Milliyet Gazetesi Yayın Yönetmeni Abdi İpekçi, silahlı saldırı sonucu öldürülüşünün 31.yılında Zincirlikuyu’daki mezarı başında anıldı.

İSTANBUL (ANKA) – İpekçi’yi anma törenine, İpekçi’nin eşi Sibel İpekçi, kızı Nüket İpekçi ile Türkiye Gazeteciler Cemiyeti Başkanı Orhan Erinç, Milliyet ve Hürriyet Gazetesi yazarlarından Nail Güreli, Derya Sazak, Sami Kohen, Mehmet Ali Birand, Tufan Türenç, Ferai Tınç, Türkiye Gazeteciler Sendikası Genel Başkanı Ercan İpekçi ve DİSK Başkanı Süleyman Çelebi katıldı. Çok sayıda gazeteci ve sevenlerin de katıldığı anma töreninde kızı Nüket İpekçi ile Türkiye Gazeteciler Cemiyeti Başkanı Erinç birer konuşma yaptı.

Reklam
Reklam

Nüket İpekçi, Abdi İpekçi’nin katili olan ve geçtiğimiz hafta cezaevinden çıkan Mehmet Ali Ağaca’ya atıfta bulundu ve “Devletin bütün güçlerini seferber ettik ama “başaramadık” dediler.
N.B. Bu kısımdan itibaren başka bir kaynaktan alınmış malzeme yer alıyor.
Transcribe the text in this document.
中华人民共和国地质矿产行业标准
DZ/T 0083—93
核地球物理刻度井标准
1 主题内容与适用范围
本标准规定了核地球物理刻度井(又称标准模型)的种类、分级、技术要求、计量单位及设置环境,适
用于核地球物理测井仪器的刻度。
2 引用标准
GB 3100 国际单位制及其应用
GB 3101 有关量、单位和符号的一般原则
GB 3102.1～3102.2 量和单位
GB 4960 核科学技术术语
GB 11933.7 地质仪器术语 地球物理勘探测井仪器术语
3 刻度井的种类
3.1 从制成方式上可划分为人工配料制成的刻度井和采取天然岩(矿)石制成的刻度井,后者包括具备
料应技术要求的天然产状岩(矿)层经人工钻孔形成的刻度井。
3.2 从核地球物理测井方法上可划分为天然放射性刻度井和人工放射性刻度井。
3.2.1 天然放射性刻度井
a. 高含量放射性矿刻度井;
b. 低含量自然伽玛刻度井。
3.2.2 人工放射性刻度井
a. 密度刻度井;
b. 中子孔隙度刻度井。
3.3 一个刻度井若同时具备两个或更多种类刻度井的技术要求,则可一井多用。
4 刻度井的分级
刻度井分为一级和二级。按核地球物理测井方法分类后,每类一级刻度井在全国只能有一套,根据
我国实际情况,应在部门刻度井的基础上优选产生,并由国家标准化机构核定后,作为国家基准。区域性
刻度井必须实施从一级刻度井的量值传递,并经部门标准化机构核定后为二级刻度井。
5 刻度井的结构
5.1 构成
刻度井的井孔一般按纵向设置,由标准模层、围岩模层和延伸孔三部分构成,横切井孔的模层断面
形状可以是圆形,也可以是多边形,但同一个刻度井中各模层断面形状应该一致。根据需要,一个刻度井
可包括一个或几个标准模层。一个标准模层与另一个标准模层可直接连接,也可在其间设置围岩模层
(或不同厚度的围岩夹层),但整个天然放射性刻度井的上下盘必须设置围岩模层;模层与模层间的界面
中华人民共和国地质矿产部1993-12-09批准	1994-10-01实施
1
Artık öyle bir yerdeyiz ki ancak 31 yıl öncesine gidersek hep birlikte özgürleşebiliriz. Bizim mahkumiyetimiz sona ermedi” dedi. Suskunluk bozmak, feryat etmek, çığlık atmak için babasının kabri başında olmadığını dile getiren İpekçi, konuşmasını şu şekilde sürdürdü:

-CUMHURBAŞKANI, GENELKURMAY VE BAŞBAKAN BU SORULARIN CEVABINI BULAMAZ MI?-

“Konuşmak için mahkum edildiğimiz bu yaşantının tanıklığını yapmak için buradayız. Artık öyle bir yerdeyiz ki, ancak 31 yıl öncesine gidersek hep birlikte özgürleşebiliriz. O zamanki yöneticiler bu hafta bizi teker teker o günlere götürdüler. 'Devletin bütün güçlerini seferber ettik ama başaramadık' dediler. Aslında bu bir başarısızlık değil, engelleme hikayesidir. Kurumlar bu tür engellemeleri bu kadar yıl taşıyabilmişlerse, bundan sonra itibarlarının zedelenmesinden neden kaygı duyarlar. Zaten yeterince bir zedelenme yok mudur? Yüzleşmekten neden kaçınırlar. Eski dönem, yeni dönem cinayetler hakkında kim ne biliyorsa, tanıklığını getirmek zorunda değil midir? Sorduklarımızla, cevaplamadıklarımızla hepimiz ortak bir suçu paylaşmış sayılmaz mıyız? Sayın Cumhurbaşkanı, Genelkurmay Başkanı, Başbakan bir araya gelseler, acaba bu soruların cevabını bulamaz mı? Bulsa nasıl olur?.”

Reklam
Reklam

-HALA ÜZGÜN VE KIZGINIZ-

Törende bir konuşma yapan Türkiye Gazeteciler Cemiyeti Başkanı Orhan Erinç, Abdi İpekçi’yi ölümünün 31. yıldönümünde bir kez daha sevgi saygı ve rahmetle andıklarını dile getirerek, “Ancak son dönemdeki gelişmeler nedeni ile 1 Şubat 1979’daki kadar üzgün ve kızgınız” dedi. Erinç, konuşmasını şu şekilde sürdürdü:

“Abdi İpekçi, gazeteci yönü ile Türkiye’de hem gazetecilerin örgütlenmesinde hem de meslek ilkelerinin belirlenmesinde öncülük etmiştir. 1960 yılında yürürlüğe konan ve daha sonra çeşitli değişikliklerle geliştirilen basın meslek ilkelerinin oluşturulmasında başlıca rolü Abdi Bey üstlenmiştir. Onun gazetecilik anlayışı haberlerin duyulduğu gibi değil kontrol edildikten sonra yayınlamaktı. Bu ilkesi ile pek çok haberi atlamayı da göze alan ve örnek gazetecilik örneklerini de birlikte çalışan ustalarımız anlatıyorlar.” (ANKA)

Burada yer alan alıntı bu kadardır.